Nodes, Children And Leaves

Any node which has children is called internal node. So, In case of tree with more than one node, root node is also an internal node.

Now,let's solve the problem using binary tree. In case of binary tree,k =2. Suppose, binary tree has 7 internal nodes.

ROOT

/ \

N N

/ \ / \

N N N N

/ \ / \ / \ / \

L L L L L L L L

N=Internal Node L=Leaf

So, n = 7 and L=8

(I) nk = 7*2 = 14 wrong

(II) (n-1)k+1 = (7-1)*2+1 = 13 wrong

(III) n(k-1)+1 = 7 (2-1)+1 = 8 right*

(IV) n(k-1) = 7*(2-1) = 7 wrong

Cheers!!

Like Satyabrata I 'solved' the problem by checking a binary tree and ticking the formula which worked. Now that we know this formula works for (at least two!) binary trees it would be nice to prove it for $all$ $k$ _ary trees! I found a simple proof by induction -

Let $L(n)$ be the number of leaves on a complete $k$ _ary tree with $n$ internal nodes. Assume as our hypothesis that, for some number of internal nodes, $r$

$L(r)=r(k-1)+1$

Now choose any leaf, convert it to an internal node and draw from it $k$ branches. This creates one more internal node, destroys one leaf and creates $k$ new leaves. So

$L(r+1)=L(r)+k-1=r(k-1)+1+(k-1)=(r+1)(k-1)+1$

This has the same form as the induction hypothesis with $r$ replaced by $r+1$ .

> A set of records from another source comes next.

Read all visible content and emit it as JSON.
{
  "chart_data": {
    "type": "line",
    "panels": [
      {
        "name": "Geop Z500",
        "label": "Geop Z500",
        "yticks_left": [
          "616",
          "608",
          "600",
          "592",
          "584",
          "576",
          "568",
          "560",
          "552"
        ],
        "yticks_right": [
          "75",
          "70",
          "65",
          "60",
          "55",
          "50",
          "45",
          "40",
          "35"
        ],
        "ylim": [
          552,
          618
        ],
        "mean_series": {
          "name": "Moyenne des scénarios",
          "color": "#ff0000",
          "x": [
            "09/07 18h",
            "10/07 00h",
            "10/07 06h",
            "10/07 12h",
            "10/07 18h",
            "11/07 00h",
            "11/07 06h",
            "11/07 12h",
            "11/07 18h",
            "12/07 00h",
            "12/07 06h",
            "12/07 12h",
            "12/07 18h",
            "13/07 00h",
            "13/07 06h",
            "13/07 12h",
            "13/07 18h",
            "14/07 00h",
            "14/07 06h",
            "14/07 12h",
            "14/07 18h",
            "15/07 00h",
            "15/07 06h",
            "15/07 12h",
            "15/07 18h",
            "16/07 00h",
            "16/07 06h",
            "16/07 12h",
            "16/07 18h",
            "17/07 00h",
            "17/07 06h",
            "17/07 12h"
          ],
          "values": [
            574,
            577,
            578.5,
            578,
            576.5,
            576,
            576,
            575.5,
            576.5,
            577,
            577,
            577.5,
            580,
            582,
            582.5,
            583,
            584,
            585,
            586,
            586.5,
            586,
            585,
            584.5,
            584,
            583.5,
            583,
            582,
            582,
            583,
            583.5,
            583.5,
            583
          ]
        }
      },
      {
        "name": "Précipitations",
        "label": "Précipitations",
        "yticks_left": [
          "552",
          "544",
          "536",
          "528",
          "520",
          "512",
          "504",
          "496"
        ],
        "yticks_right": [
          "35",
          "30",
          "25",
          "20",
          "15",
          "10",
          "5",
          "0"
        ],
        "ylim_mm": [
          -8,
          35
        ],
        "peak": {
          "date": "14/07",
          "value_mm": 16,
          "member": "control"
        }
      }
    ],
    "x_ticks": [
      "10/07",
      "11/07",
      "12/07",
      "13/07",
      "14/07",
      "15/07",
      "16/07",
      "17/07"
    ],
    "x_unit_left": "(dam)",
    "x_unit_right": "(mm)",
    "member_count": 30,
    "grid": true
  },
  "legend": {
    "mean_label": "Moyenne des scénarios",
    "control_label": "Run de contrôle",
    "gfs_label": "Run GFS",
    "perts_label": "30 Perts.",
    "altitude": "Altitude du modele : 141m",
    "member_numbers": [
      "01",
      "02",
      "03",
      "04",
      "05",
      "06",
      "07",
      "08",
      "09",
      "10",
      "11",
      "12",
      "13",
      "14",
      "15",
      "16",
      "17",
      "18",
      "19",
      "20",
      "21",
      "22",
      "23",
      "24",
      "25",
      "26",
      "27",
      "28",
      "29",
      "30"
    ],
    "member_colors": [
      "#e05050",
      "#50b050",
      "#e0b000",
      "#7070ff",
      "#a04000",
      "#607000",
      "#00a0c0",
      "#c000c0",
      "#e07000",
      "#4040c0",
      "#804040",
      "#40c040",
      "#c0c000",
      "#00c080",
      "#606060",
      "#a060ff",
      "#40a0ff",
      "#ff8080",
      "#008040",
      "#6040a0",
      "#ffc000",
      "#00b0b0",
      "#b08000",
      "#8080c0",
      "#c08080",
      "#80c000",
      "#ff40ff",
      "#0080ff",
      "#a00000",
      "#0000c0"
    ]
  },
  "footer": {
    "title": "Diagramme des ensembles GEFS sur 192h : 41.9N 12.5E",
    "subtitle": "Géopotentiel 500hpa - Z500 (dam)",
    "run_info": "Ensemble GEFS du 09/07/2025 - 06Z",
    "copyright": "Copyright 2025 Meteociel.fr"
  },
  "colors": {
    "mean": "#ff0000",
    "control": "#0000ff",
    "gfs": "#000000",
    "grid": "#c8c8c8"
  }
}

Note also that the hypothesis holds when $r=1$ because a tree with one internal node (the root) has $k$ branches and $k$ leaves. And indeed our formula gives

$L(1)=1(k-1)+1=k$

Everything is now set up to complete the proof by invoking the principle of mathematical induction to get

$\boxed{L(n)=n(k-1)+1}$

as required.